Un petit pas de trop

Date 01-03-2015 00:50:07 | Catégorie : Nouvelles confirmées


Un petit pas de trop


Mon cerveau allait exploser.
Des lignes bleues, rouges, jaunes s’entremêlaient dans mon cortex cérébral. Une voute sonore dominait mes synapses, dirigeait mes neurones, établissant un univers infini au sein de ma boite crânienne. Je vivais une expérience mythique, digne de « 2001 Odyssée de l’Espace ».
Le professeur Glouque ne m’avait pas prévenu. Jamais il n’avait parlé de souffrance physique pour ce voyage dans le temps. Au pire, je devais, selon ses estimations, ressentir des picotements dans la nuque, rien de bien méchant.

Je regardai le cadran.
Il affichait 2075, septembre, et ne cessait de défiler dans le futur. L’expérience était censée m’amener à la bordure du vingt-et-unième siècle quelque part dans l’Hémisphère Nord, au gré des fluctuations spatio-temporelles et de la mécanique quantique. Je ne comprenais rien au charabia scientifique de Glouque mais lui faisais confiance. Après tout, il m’avait payé assez cher pour ce travail de cobaye dans une expérience unique au monde, ultraconfidentielle, enviée par les Américains et les Russes, espionnée par les Chinois et les Japonais, protégée par le gouvernement français et la Communauté Européenne.
Certes, je n’étais pas le seul à explorer le futur. D’autres comme moi avaient accepté de relever le challenge, se trouvant eux aussi dans une capsule à destination de nos descendants. Seulement, moi j’étais le plus fort, celui qui allait révolutionner la physique traditionnelle, le Youri Gagarine de la quatrième dimension. Je faisais actuellement un bond en avant d’une soixantaine d’années et ce n’était pas fini. Il me restait, dans le programme concocté par Glouque et consorts, vingt-quatre ans avant de me poser sur notre bonne vieille Terre, à une époque lointaine où je serais supposé mort depuis pas mal de temps.

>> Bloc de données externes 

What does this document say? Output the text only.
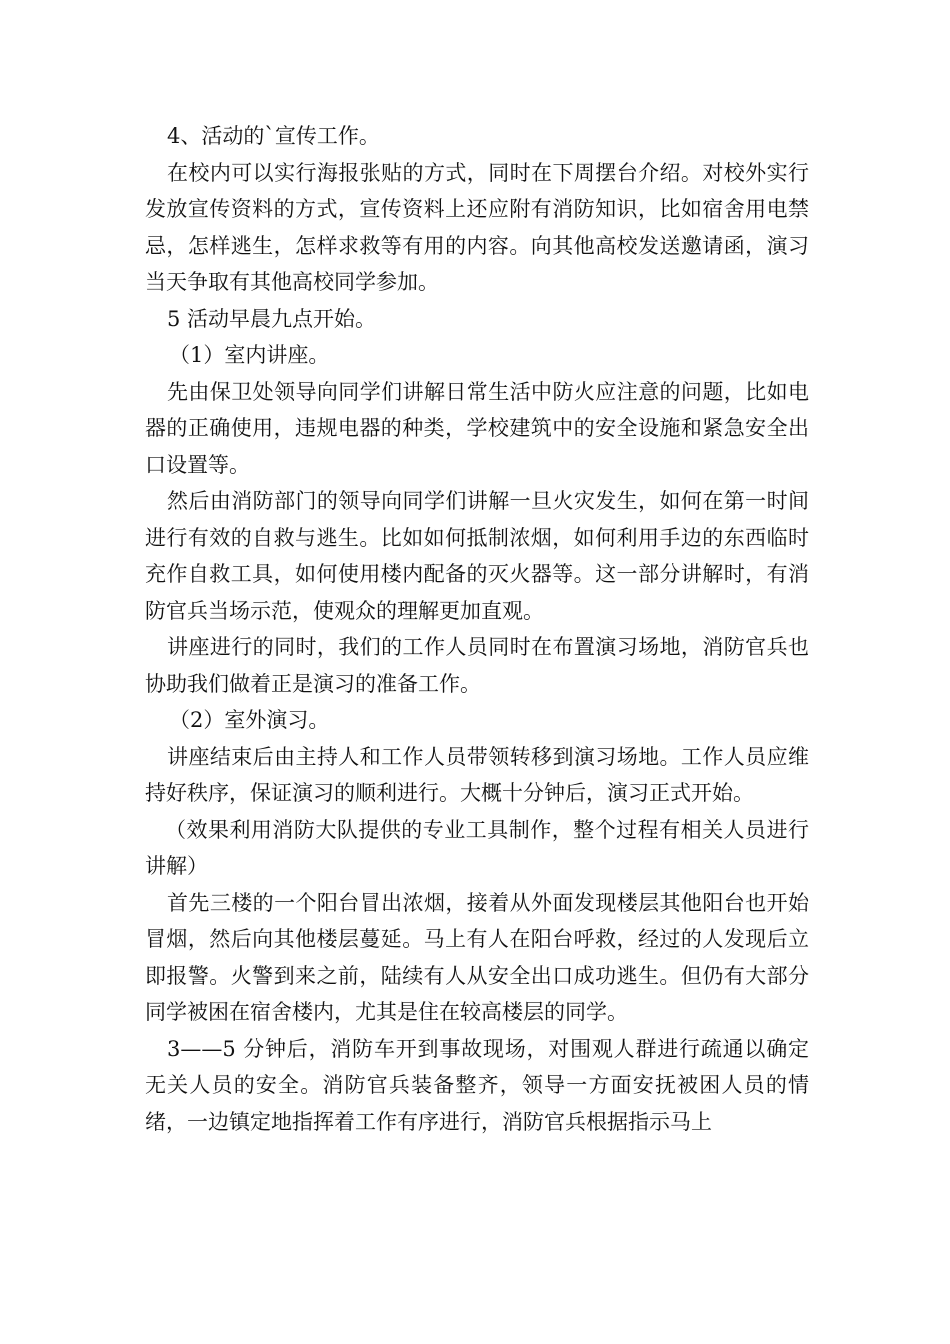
4、活动的`宣传工作。

在校内可以实行海报张贴的方式，同时在下周摆台介绍。对校外实行发放宣传资料的方式，宣传资料上还应附有消防知识，比如宿舍用电禁忌，怎样逃生，怎样求救等有用的内容。向其他高校发送邀请函，演习当天争取有其他高校同学参加。

5 活动早晨九点开始。

（1）室内讲座。

先由保卫处领导向同学们讲解日常生活中防火应注意的问题，比如电器的正确使用，违规电器的种类，学校建筑中的安全设施和紧急安全出口设置等。

然后由消防部门的领导向同学们讲解一旦火灾发生，如何在第一时间进行有效的自救与逃生。比如如何抵制浓烟，如何利用手边的东西临时充作自救工具，如何使用楼内配备的灭火器等。这一部分讲解时，有消防官兵当场示范，使观众的理解更加直观。

讲座进行的同时，我们的工作人员同时在布置演习场地，消防官兵也协助我们做着正是演习的准备工作。

（2）室外演习。

讲座结束后由主持人和工作人员带领转移到演习场地。工作人员应维持好秩序，保证演习的顺利进行。大概十分钟后，演习正式开始。

（效果利用消防大队提供的专业工具制作，整个过程有相关人员进行讲解）

首先三楼的一个阳台冒出浓烟，接着从外面发现楼层其他阳台也开始冒烟，然后向其他楼层蔓延。马上有人在阳台呼救，经过的人发现后立即报警。火警到来之前，陆续有人从安全出口成功逃生。但仍有大部分同学被困在宿舍楼内，尤其是住在较高楼层的同学。

3——5 分钟后，消防车开到事故现场，对围观人群进行疏通以确定无关人员的安全。消防官兵装备整齐，领导一方面安抚被困人员的情绪，一边镇定地指挥着工作有序进行，消防官兵根据指示马上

Le spectacle de son et lumière s’acheva en feu d’artifice.
Je vis des diamants dans le ciel, des champs de fraises alentour et une maison rouge aux allures de vaudou. Nul n’aurait pu me dire d’où venaient ces hallucinations. Elles mélangeaient mon imaginaire déjà débordant, des références culturelles, des fantasmes, enfin tout un tas complexe digne de papa Freud. C'était le prix à payer pour les avancées de la science. J’en étais conscient, Glouque me l’ayant assez répété en boucle pendant la phase d’essais en laboratoire.

Je me réveillai difficilement.
Mon nerf optique brûlait comme un muscle trop longtemps sollicité par un effort violent et inhabituel. J’avais dû m’endormir pendant ma dernière phase hallucinatoire, sombrer dans une petite mort salvatrice, loin de la folie affichée en quatre par trois et en Technicolor sur mon grand écran cérébral.
Le cadran avait arrêté sa fuite en avant, pointant son curseur sur l’année 2233 et le mois de juillet. Je n’en crus pas mes yeux. Mon périple temporel, supposé se terminer à l’aube du vingt-deuxième siècle, s’était emballé, m’emportant très loin de mon époque de départ. J’allais certainement débarquer sur une Terre complètement différente de la mienne, peut-être désertée par l’espèce humaine, ravagée par un désastre écologique ou colonisée par des extra-terrestres hostiles.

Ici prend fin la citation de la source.